AsParallel 阻塞直到所有任务完成。因此，如果线程池中有更多线程可用于工作，我不会使用它们，因为任务数不受分区数的限制。

batchSize 是固定的，因此无法更改，但 chunkSize 可以针对性能进行调整。我可以选择足够大的 chunkSize，这样创建的批次中没有 >> 系统中没有可用线程，但这仍然意味着 Parallel.ForEach 方法会阻塞，直到所有任务完成。

我如何更改代码，以便利用系统中的所有可用线程来完成工作 w/o 闲置。我在想我可以使用 BlockingCollection 来存储批次，但不确定要给它多大的容量，因为每个块中没有批次是动态的。

关于如何使用 TPL 最大化线程利用率以便系统上的大多数可用线程始终在做事情有什么想法吗？

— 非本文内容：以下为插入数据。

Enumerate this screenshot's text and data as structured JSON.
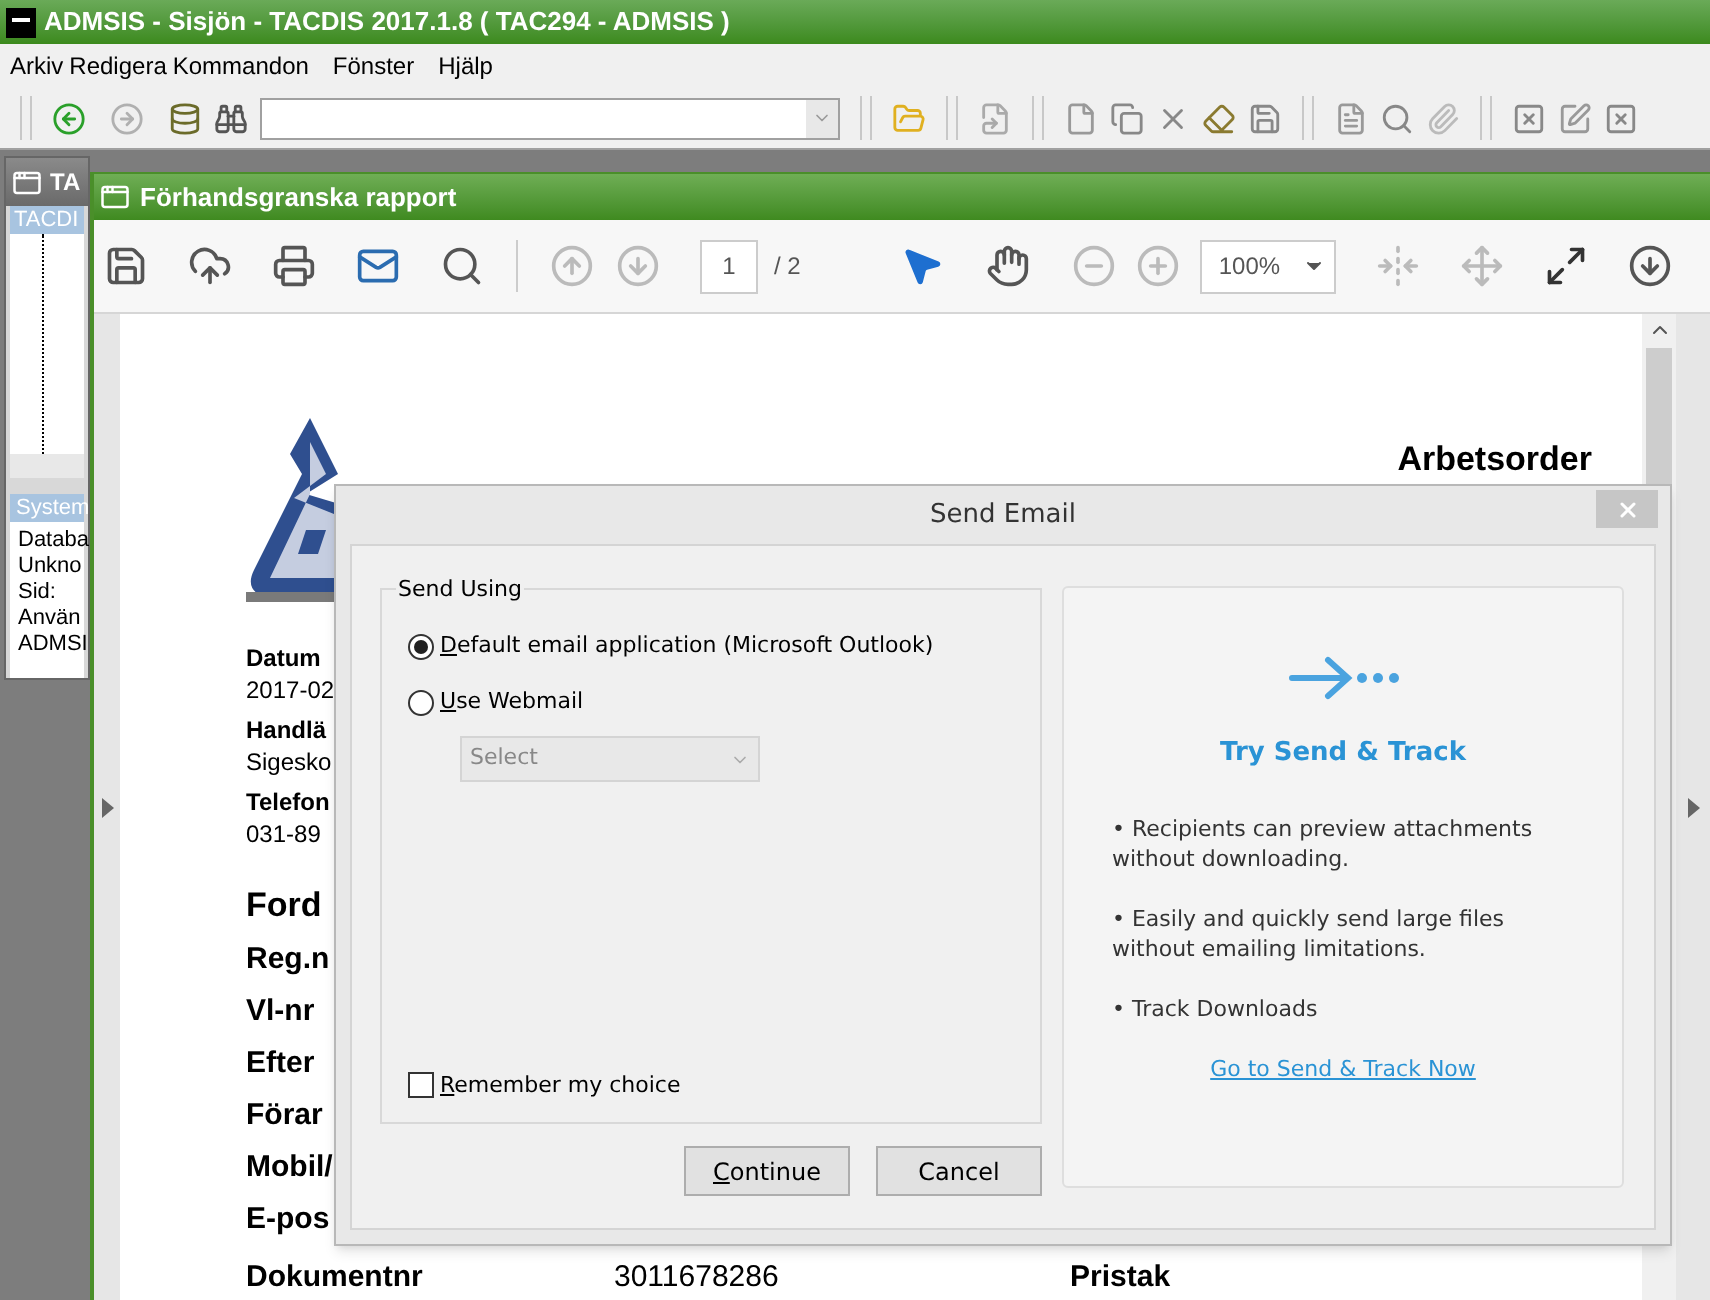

更新： 这是我到目前为止使用 TPL 数据流得到的结果。这是正确的吗？

private static void UploadData(string filePath, int chunkSize, int batchSize)
{
    var buffer1 = new BatchBlock<string>(chunkSize);
    var buffer2 = new BufferBlock<IEnumerable<string>>();

    var action1 = new ActionBlock<string[]>(t =>
    {
        Console.WriteLine("Got a chunk of lines " + t.Count());

        // Partition each chunk into smaller chunks grouped on column 1
        var partitions = t.GroupBy(c => c.Split(',')[0], (key, g) => g);

        // Further breakdown the chunks into batch size groups
        var groups = partitions.Select(x => x.Select((i, index) =>
            new { i, index }).GroupBy(g => g.index / batchSize, e => e.i));

        // Get batches from groups
        var batches = groups.SelectMany(x => x).Select(y => y.Select(z => z));

        foreach (var batch in batches)
        {
            buffer2.Post(batch);
        }

    }, new ExecutionDataflowBlockOptions { MaxDegreeOfParallelism = 1 });

    buffer1.LinkTo(action1, new DataflowLinkOptions
        { PropagateCompletion = true });

    var action2 = new TransformBlock<IEnumerable<string>,
        IEnumerable<string>>(async b =>
    {
        await ExecuteBatch(b);
        return b;

    }, new ExecutionDataflowBlockOptions
        { MaxDegreeOfParallelism = DataflowBlockOptions.Unbounded });

    buffer2.LinkTo(action2, new DataflowLinkOptions
        { PropagateCompletion = true });

    var action3 = new ActionBlock<IEnumerable<string>>(b =>
    {
        Console.WriteLine("Finised executing a batch");
    }, new ExecutionDataflowBlockOptions { MaxDegreeOfParallelism = 1 });

    action2.LinkTo(action3, new DataflowLinkOptions
        { PropagateCompletion = true });

    Task produceTask = Task.Factory.StartNew(() =>
    {
        foreach (var line in File.ReadLines(filePath))
        {
            buffer1.Post(line);
        }

        //Once marked complete your entire data flow will signal a stop for
        // all new items
        Console.WriteLine("Finished producing");
        buffer1.Complete();
    });

    Task.WaitAll(produceTask);
    Console.WriteLine("Produced complete");

    action1.Completion.Wait();//Will add all the items to buffer2
    Console.WriteLine("Action1 complete");

    buffer2.Complete();//will not get any new items
    action2.Completion.Wait();//Process the batch of 5 and then complete

    Task.Wait(action3.Completion);

    Console.WriteLine("Process complete");
    Console.ReadLine();
}

Answer 1

你很接近，在 TPL 中，数据从一个块流到另一个块，你应该尽量保持这种范式。因此，例如 action1 应该是一个 TransformManyBlock，因为 ActionBlock 是一个 ITargetBlock（即终止块）。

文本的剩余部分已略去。